Respinta invece la domanda risarcitoria di parte ricorrente, non avendo l'istante fornito alcun elemento probatorio in ordine alla sussistenza del danno, anche ai fini di una eventuale liquidazione equitativa.

Obbligo di buona fede nella gestione condominiale e responsabilità dell'amministratore

È importante ricordare che la buona fede contrattuale consiste nella reciproca lealtà di condotta e costituisce un fondamentale canone di correttezza al quale tutte le parti di un rapporto contrattuale devono necessariamente ispirarsi ed attenersi.

Le parti del rapporto contrattuale, infatti, sono tenuti ad agire in maniera tale da poter preservare gli interessi dell'altra, al di là degli specifici obblighi contrattuali o dal rispetto del principio del neminem laedere: l'obbligo di lealtà si affianca, in tal modo, all'obbligo di salvaguardia dell'altrui utilità, nei limiti di un apprezzabile sacrificio.

Il principio della buona fede oggettiva, cioè della reciproca lealtà di condotta, deve accompagnare il contratto nel suo svolgimento, dalla formazione all'esecuzione e, essendo espressione del dovere di solidarietà fondato sull'art. 2 della Costituzione, impone a ciascuna delle parti del rapporto obbligatorio di agire nell'ottica di un bilanciamento degli interessi vicendevoli, a prescindere dall'esistenza di specifici obblighi contrattuali o di norme specifiche. Questo principio non è rispettato se l'amministratore non comunica ai creditori non ancora soddisfatti che lo interpellino i dati dei condomini morosi.

Correttamente interpretando la ratio della norma, si tratta per l'amministratore di un dovere legale di salvaguardia dell'aspettativa di soddisfazione dei terzi titolari di crediti derivanti dalla gestione condominiale.

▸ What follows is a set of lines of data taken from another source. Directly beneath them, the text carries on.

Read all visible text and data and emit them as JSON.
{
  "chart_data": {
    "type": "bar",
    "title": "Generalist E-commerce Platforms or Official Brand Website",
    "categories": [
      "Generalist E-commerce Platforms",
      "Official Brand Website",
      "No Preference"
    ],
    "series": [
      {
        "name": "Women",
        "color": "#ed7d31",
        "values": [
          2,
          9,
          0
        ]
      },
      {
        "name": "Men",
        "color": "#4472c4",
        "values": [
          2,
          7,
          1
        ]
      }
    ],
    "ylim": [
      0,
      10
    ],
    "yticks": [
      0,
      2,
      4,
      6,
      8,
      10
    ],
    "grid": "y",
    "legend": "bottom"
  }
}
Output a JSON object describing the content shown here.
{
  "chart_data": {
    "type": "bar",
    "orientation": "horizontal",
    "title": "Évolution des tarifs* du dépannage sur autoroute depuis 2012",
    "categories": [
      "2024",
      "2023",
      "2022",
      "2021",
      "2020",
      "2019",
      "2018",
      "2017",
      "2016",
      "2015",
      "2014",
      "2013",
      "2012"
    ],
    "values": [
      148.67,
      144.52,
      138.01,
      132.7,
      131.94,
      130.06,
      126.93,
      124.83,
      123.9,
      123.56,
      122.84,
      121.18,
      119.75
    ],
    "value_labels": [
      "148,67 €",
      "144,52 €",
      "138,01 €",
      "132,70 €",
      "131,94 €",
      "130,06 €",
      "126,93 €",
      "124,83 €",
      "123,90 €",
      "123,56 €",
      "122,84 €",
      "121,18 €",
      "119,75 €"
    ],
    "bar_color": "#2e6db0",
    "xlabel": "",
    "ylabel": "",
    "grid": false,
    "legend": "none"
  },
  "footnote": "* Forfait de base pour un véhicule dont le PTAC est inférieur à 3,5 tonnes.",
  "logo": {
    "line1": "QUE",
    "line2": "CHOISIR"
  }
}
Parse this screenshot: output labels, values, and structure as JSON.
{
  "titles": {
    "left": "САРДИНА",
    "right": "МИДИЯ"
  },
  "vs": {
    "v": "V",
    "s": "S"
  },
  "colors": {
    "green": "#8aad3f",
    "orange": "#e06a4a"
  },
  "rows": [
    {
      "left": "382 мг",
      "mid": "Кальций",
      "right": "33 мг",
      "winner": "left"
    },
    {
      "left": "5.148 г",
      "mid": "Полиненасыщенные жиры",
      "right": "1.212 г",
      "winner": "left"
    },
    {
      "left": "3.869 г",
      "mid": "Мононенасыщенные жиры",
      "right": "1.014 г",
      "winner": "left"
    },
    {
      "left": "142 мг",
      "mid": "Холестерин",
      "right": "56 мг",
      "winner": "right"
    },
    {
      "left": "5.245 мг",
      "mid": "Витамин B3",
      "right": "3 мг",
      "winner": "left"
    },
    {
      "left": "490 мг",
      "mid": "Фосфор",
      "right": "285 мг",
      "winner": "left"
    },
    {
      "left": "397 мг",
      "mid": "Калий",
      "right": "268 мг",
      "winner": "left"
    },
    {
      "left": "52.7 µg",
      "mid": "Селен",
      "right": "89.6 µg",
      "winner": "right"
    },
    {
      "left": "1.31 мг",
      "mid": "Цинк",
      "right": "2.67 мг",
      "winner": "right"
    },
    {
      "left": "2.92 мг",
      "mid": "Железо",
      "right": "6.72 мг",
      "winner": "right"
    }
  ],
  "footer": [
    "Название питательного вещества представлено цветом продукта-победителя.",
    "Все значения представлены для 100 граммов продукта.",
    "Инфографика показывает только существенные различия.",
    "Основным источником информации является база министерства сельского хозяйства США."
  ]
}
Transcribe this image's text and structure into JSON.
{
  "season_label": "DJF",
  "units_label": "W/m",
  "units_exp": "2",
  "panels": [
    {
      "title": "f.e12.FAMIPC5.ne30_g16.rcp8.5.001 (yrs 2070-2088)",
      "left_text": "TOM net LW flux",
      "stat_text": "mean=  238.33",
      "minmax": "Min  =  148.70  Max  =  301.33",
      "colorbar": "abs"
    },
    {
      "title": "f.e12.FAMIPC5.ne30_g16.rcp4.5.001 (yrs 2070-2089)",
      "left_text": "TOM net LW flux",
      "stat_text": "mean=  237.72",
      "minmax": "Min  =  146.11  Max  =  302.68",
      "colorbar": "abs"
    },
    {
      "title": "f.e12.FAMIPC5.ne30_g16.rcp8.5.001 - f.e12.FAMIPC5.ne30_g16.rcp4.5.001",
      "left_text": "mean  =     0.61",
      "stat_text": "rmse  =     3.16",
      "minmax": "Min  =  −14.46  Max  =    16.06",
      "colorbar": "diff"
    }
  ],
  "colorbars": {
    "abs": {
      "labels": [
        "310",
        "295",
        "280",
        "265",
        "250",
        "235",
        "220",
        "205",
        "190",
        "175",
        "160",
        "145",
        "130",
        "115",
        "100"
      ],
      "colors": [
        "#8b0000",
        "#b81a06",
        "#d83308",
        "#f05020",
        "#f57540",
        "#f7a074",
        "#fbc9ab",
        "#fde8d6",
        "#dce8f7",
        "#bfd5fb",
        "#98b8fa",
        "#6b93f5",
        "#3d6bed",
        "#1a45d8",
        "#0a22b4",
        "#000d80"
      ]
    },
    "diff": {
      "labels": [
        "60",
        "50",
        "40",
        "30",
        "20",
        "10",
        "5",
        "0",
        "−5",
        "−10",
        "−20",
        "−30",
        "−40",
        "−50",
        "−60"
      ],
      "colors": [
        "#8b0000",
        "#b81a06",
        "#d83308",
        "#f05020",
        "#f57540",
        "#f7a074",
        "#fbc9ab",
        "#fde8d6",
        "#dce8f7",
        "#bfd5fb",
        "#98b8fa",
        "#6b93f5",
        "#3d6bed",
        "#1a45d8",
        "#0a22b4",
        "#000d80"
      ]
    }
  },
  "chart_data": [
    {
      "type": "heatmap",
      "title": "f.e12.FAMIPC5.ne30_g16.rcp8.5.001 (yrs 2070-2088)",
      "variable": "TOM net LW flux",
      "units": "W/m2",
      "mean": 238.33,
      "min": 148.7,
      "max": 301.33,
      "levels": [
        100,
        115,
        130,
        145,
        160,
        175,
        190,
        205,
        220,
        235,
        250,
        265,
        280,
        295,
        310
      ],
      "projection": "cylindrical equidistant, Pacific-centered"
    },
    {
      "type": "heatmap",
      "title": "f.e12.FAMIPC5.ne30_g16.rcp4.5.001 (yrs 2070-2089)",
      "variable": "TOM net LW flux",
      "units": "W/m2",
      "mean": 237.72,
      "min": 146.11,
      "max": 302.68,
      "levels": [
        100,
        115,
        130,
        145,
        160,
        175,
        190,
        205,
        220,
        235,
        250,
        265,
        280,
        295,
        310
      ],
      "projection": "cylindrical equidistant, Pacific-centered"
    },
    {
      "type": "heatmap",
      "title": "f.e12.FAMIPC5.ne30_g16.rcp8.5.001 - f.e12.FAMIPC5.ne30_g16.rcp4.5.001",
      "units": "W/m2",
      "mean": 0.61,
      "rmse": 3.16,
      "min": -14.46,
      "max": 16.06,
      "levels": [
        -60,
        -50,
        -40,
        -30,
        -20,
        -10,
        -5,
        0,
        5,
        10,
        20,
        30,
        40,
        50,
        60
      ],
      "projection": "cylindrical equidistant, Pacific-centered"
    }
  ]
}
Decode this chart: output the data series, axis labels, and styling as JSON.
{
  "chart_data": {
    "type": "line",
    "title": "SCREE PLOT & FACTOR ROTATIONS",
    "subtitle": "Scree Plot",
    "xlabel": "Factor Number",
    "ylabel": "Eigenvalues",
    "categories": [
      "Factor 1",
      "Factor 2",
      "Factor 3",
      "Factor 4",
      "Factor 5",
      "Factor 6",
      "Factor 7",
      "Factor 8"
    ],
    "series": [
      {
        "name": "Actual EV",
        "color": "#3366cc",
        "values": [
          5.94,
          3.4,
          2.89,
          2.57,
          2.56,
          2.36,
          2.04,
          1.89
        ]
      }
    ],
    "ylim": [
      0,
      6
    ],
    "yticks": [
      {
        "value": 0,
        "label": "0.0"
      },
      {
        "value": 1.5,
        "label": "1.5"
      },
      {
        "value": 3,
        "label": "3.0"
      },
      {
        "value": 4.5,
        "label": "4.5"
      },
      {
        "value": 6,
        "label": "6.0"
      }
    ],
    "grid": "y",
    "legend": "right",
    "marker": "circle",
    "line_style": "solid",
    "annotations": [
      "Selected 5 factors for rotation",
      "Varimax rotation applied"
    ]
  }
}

Ciò delinea pertanto un obbligo di cooperazione con il terzo creditore posto direttamente dalla legge in capo all'amministratore; quest'ultimo perciò non può ignorare la richiesta del creditore, trattandosi di condotta palesemente contraria al canone della buona fede oggettiva, dovendosi a tal riguardo intendersi un autonomo dovere giuridico, espressione di un generale principio di solidarietà sociale.

In ogni caso, in caso di rifiuto a consegnare la lista dei morosi, secondo la tesi maggioritaria deve ritenersi che legittimato passivo nel procedimento instaurato ai sensi dell'art. 63 disp. att. c.c. sia proprio il condominio, in persona dell'amministratore pro tempore.

In quest'ottica il Tribunale di Roma ha condannato il condominio (e non l'amministratore) alla consegna dei dati richiesti, sulla considerazione che "le relazioni interne al condominio ed i rapporti intercorsi tra i condomini ed i vari amministratori non interessano e non possono avere rilevanza sulla società creditrice che da anni non vede soddisfatto il proprio credito per lavori effettuati in favore del condomino.

Deve pertanto ritenersi la carenza di legittimazione passiva, nel presente procedimento, del precedente amministratore" (Trib. Roma 22 maggio 2018, n. 10424; più recentemente si è mostrata favorevole alla legittimazione passiva del condominio in persona dell'amministratore Trib. Roma 17 febbraio 2020).